Je composai le 11 sur la radio et la calait contre mon oreille en rechargeant mon fusil.
- Ici bataillon 1 ! Avons perdu contact avec le bataillon 3 ! Ils ont du être sévèrement touchés par une grenade !
J'entendais parler les gens entre eux à l'autre bout du fil, mais les tirs incessants et le cris empêchaient de comprendre ce qui se disait. Ma poche de munitions se vidait, et l'ennemi semblait en avoir des quantités infinies. Je vis des terroristes courir vers les barricades et attirai l'attention des soldats présents avec moi pour qu'ils m'aident à les neutraliser. Les hommes tombaient les uns après les autres, s'ajoutant à la longue liste des morts, et un instant, je crus que c'était bon, que nous avions réussi cette fois encore.
À ce moment-là, la barricade sauta à deux mètres au dessus du sol, soufflée par l'explosion d'une grenade qu'un des fuyards avait jeté avant de mourir.
- Bataillon 1, quelle est votre situation ?
Je regardai le grillage de tôle tordu par le choc retomber sur les pavés et clignai des yeux.

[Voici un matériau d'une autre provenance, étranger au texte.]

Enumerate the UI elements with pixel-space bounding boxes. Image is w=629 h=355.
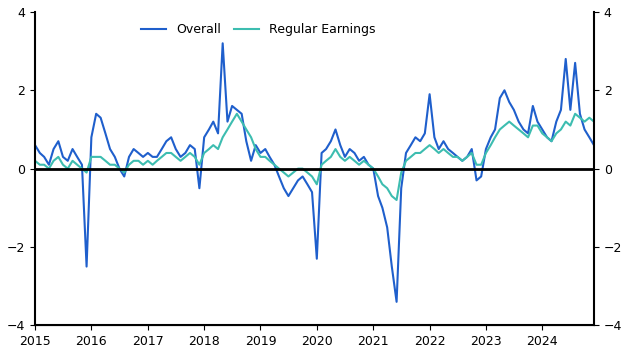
Line: Regular Earnings: Regular Earnings [35, 114, 594, 200]
Line: Overall: Overall [35, 43, 594, 302]
Legend: Overall, Regular Earnings: Overall, Regular Earnings [136, 18, 380, 41]
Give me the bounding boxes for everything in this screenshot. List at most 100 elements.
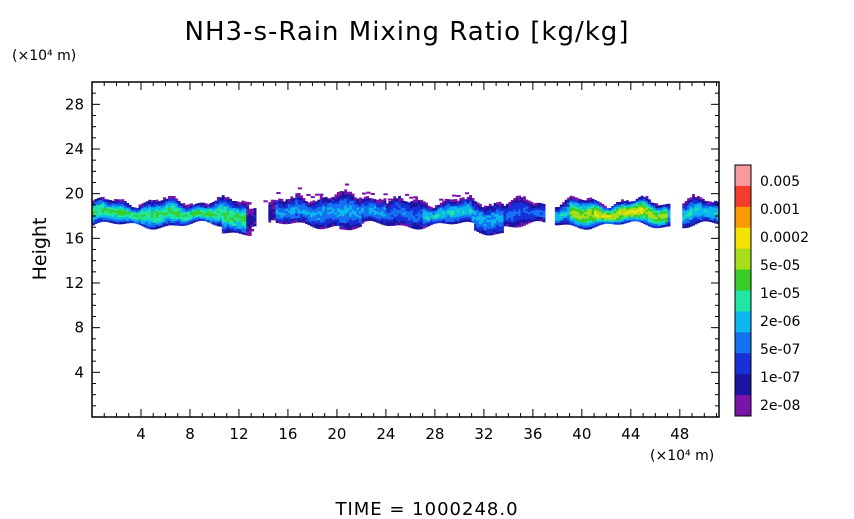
field-cell	[449, 206, 453, 209]
field-cell	[327, 207, 330, 210]
field-cell	[329, 204, 333, 207]
field-cell	[478, 219, 482, 223]
field-cell	[625, 220, 629, 223]
field-cell	[145, 207, 149, 211]
field-cell	[268, 206, 272, 210]
field-cell	[598, 215, 602, 219]
field-cell	[692, 198, 695, 202]
field-cell	[376, 204, 379, 208]
field-cell	[300, 199, 304, 203]
field-cell	[243, 216, 247, 220]
field-cell	[576, 220, 580, 224]
field-cell	[535, 218, 539, 222]
field-cell	[351, 213, 355, 217]
field-cell	[706, 207, 710, 211]
field-cell	[229, 230, 233, 233]
field-cell	[682, 216, 686, 220]
field-cell	[219, 203, 223, 207]
field-cell	[525, 215, 529, 218]
field-cell	[307, 202, 311, 206]
field-cell	[209, 216, 213, 220]
field-cell	[498, 228, 502, 232]
field-cell	[133, 207, 137, 211]
field-cell	[625, 204, 629, 208]
field-cell	[241, 209, 245, 213]
field-cell	[422, 205, 426, 209]
field-cell	[429, 213, 433, 217]
field-cell	[412, 210, 416, 214]
field-cell	[452, 208, 455, 211]
field-cell	[302, 207, 306, 210]
field-cell	[665, 210, 668, 214]
field-cell	[128, 209, 132, 212]
field-cell	[557, 209, 561, 212]
field-cell	[660, 207, 664, 210]
field-cell	[564, 199, 568, 203]
field-cell	[207, 217, 210, 221]
field-cell	[625, 209, 629, 212]
field-cell	[491, 207, 495, 211]
field-cell	[589, 226, 593, 230]
field-cell	[665, 204, 668, 207]
field-cell	[579, 221, 583, 225]
field-cell	[540, 209, 544, 213]
field-cell	[358, 197, 362, 201]
field-cell	[464, 214, 468, 218]
field-cell	[140, 203, 144, 207]
field-cell	[292, 220, 296, 224]
field-cell	[96, 218, 100, 221]
field-cell	[280, 221, 284, 224]
field-cell	[172, 204, 176, 208]
field-cell	[476, 220, 480, 223]
field-cell	[153, 206, 157, 210]
field-cell	[584, 227, 588, 230]
field-cell	[216, 219, 220, 222]
field-cell	[496, 217, 499, 221]
field-cell	[319, 211, 323, 214]
field-cell	[474, 207, 477, 211]
field-cell	[243, 207, 247, 211]
field-cell	[165, 218, 169, 222]
field-cell	[307, 213, 311, 217]
field-cell	[461, 197, 465, 200]
field-cell	[523, 207, 526, 211]
field-cell	[376, 215, 379, 219]
field-cell	[684, 200, 688, 204]
field-cell	[283, 203, 286, 207]
field-cell	[371, 218, 375, 222]
field-cell	[689, 215, 693, 218]
field-cell	[505, 210, 509, 214]
field-cell	[645, 198, 649, 201]
field-cell	[383, 211, 387, 215]
field-cell	[268, 208, 272, 212]
field-cell	[527, 211, 531, 215]
field-cell	[618, 204, 622, 207]
field-cell	[278, 202, 281, 206]
field-cell	[243, 221, 247, 225]
field-cell	[422, 216, 426, 220]
field-cell	[307, 206, 311, 210]
field-cell	[226, 203, 230, 207]
field-cell	[567, 219, 570, 223]
field-cell	[508, 210, 512, 214]
colorbar-label: 2e-08	[760, 398, 800, 414]
field-cell	[486, 212, 490, 216]
field-cell	[104, 199, 108, 202]
field-cell	[283, 221, 286, 225]
field-cell	[655, 218, 659, 222]
field-cell	[572, 218, 575, 222]
field-cell	[334, 221, 338, 224]
field-cell	[349, 198, 353, 202]
field-cell	[454, 221, 458, 224]
field-cell	[635, 203, 639, 206]
field-cell	[236, 219, 240, 222]
field-cell	[456, 207, 460, 211]
field-cell	[287, 198, 291, 202]
field-cell	[422, 203, 426, 207]
field-cell	[505, 212, 509, 216]
field-cell	[461, 206, 465, 209]
field-cell	[295, 219, 299, 223]
field-cell	[618, 208, 622, 212]
field-cell	[449, 208, 453, 211]
field-cell	[667, 212, 671, 216]
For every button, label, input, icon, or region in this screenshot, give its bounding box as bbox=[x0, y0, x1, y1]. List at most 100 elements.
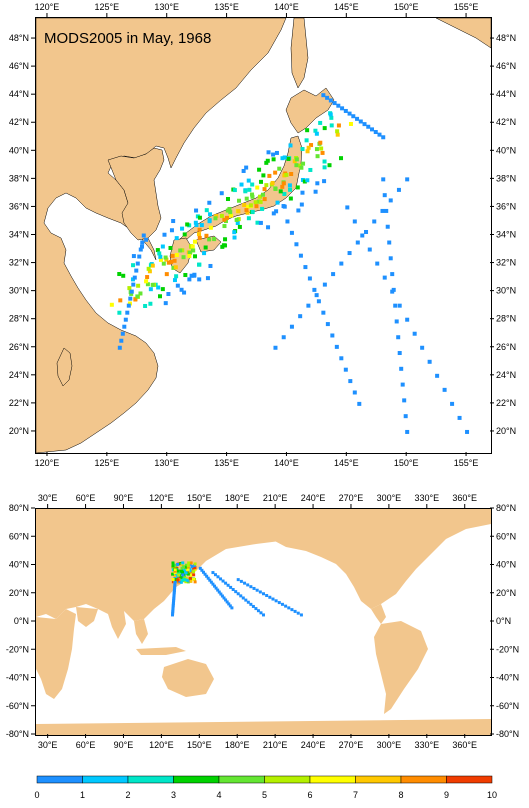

- Je répète, bataillon 1, quelle est votre situation ? fit l'homme encore plus fort.
- … Nous tenons la défense rue Viviane, mais l'assaut est violent.
Comme pour me confirmer mes dires, un des soldats s'effondra à côté de moi, touché par une balle. Je me collai davantage à la paroi et ajoutait l'information la plus importante.
- Ils ont des grenades, ils ont fait exploser la barrière rue Viviane. Le barrage est endommagé, je répète ! Le barrage est endommagé !
- Ils ont traversé ?
- Pas encore… mais maintenant ils peuvent !
J'avais crié ces mots d'une voix étranglée en voyant le troupeau qui fonçait maintenant vers nous.
Dans un moment de panique, je lâchai la radio et remis en joue les ennemis. Les fusils claquaient, les fulmigènes fusaient, et au milieu de ce chaos, les terroristes étaient devenus de terribles ombres noires se faufilant à couvert derrière les arches de la rue et les voitures pour atteindre la sortie. Au fond, cela permettait de leur tirer dessus sans trop penser au fait que c'était des humains que nous tuions. Le feu était nourri des deux côtés et ils tombaient les uns après les autres, mais certains parvinrent à passer ce qui restait du barrage. Je clignai des yeux pour essayer de voir malgré la poussière s'ils parvenaient vraiment à fuir. Je vis une silhouette s'effondrer, et je supposai que les soldats de la section 2 parvenaient à prendre le relais. De toute façon, on ne pouvait pas faire mieux, une nouvelle vague d'ennemis arrivait déjà. Je rechargeai mon fusil et mis en joue, sentant mes mains trembler, et mon pouls pulser dans ma gorge. L'effectif se réduisait, et il semblait que ces terroristes n'en finissaient pas jaillir. Comment pouvaient-ils être aussi nombreux ?!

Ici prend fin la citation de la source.